Una parte centrale del lavoro riguarderà anche la promozione: come presentare e valorizzare un prodotto culturale o uno spettacolo con tecniche di comunicazione mirate, in grado di parlare a pubblici diversi, dai giovani ai turisti, dalle comunità locali agli operatori del settore. E dopo il diploma il nuovo indirizzo apre a un ventaglio di figure oggi molto richieste: tecnici dei settori cinematografico, televisivo e fotografico, operatori audio e video, assistenti di produzione, operatori luci, grafici e profili legati alla comunicazione di massa. Si tratta di ruoli che possono essere inseriti direttamente nel mondo del lavoro dopo il diploma, ma che trovano ulteriore forza se affiancati da percorsi post-diploma.

Il biennio degli istituti professionali prevede 2112 ore annuali, di cui 1188 di istruzione generale e 924 di indirizzo, con una quota consistente dedicata ai laboratori. Nel triennio (terzo, quarto, quinto anno) sono previste 1056 ore annuali, 462 per l’area generale comune e 594 per gli insegnamenti specifici. Anche qui l’autonomia scolastica consente di potenziare i laboratori e rendere l’offerta formativa flessibile, cucita sulle richieste del territorio e sulle esigenze del settore culturale e dello spettacolo.

Il nuovo indirizzo si inserisce nella filosofia dell’istruzione professionale come laboratorio permanente di ricerca e innovazione, in dialogo costante con il mondo del lavoro. La didattica è personalizzata, centrata su un uso intelligente dei laboratori e sull’integrazione tra competenze, abilità e conoscenze; è anche orientativa, accompagnando studentesse e studenti lungo tutto il percorso, aiutandoli a leggere i propri talenti e a trasformarli in professione.

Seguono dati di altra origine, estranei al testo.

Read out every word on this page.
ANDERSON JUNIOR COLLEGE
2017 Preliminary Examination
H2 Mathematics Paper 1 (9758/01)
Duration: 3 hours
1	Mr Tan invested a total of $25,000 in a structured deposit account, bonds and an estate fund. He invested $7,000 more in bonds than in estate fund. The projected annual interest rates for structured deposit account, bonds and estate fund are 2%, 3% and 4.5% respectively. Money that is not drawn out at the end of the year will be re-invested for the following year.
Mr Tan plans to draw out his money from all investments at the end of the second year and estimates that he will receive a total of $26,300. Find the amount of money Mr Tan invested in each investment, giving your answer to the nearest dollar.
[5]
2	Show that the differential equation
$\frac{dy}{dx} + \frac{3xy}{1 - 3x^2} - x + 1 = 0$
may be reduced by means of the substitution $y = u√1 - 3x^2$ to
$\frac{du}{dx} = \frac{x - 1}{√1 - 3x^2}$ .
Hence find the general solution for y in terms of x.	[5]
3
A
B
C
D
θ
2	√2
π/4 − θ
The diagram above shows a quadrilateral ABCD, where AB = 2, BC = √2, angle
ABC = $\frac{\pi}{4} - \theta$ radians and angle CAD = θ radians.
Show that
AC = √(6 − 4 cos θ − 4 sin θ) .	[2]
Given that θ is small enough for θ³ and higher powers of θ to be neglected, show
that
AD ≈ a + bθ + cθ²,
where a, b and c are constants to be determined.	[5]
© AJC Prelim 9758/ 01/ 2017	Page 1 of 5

Con la nascita del quinto indirizzo, il Medi-Vaccalluzzo non aggiunge solo una riga al proprio piano di studi: apre una porta concreta a chi sogna di raccontare il mondo da dietro l’obiettivo, di costruire eventi, luci e suoni, e di fare della cultura il proprio mestiere in una prospettiva pienamente europea.

Quindi, gli studenti che stanno per completare la scuola secondaria di primo grado oltre ai quattro indirizzi già esistenti: Liceo classico, Liceo scientifico, Liceo linguistico e Liceo delle scienze umane, fino al 14 febbraio, potranno scegliere anche questo nuovo indirizzo.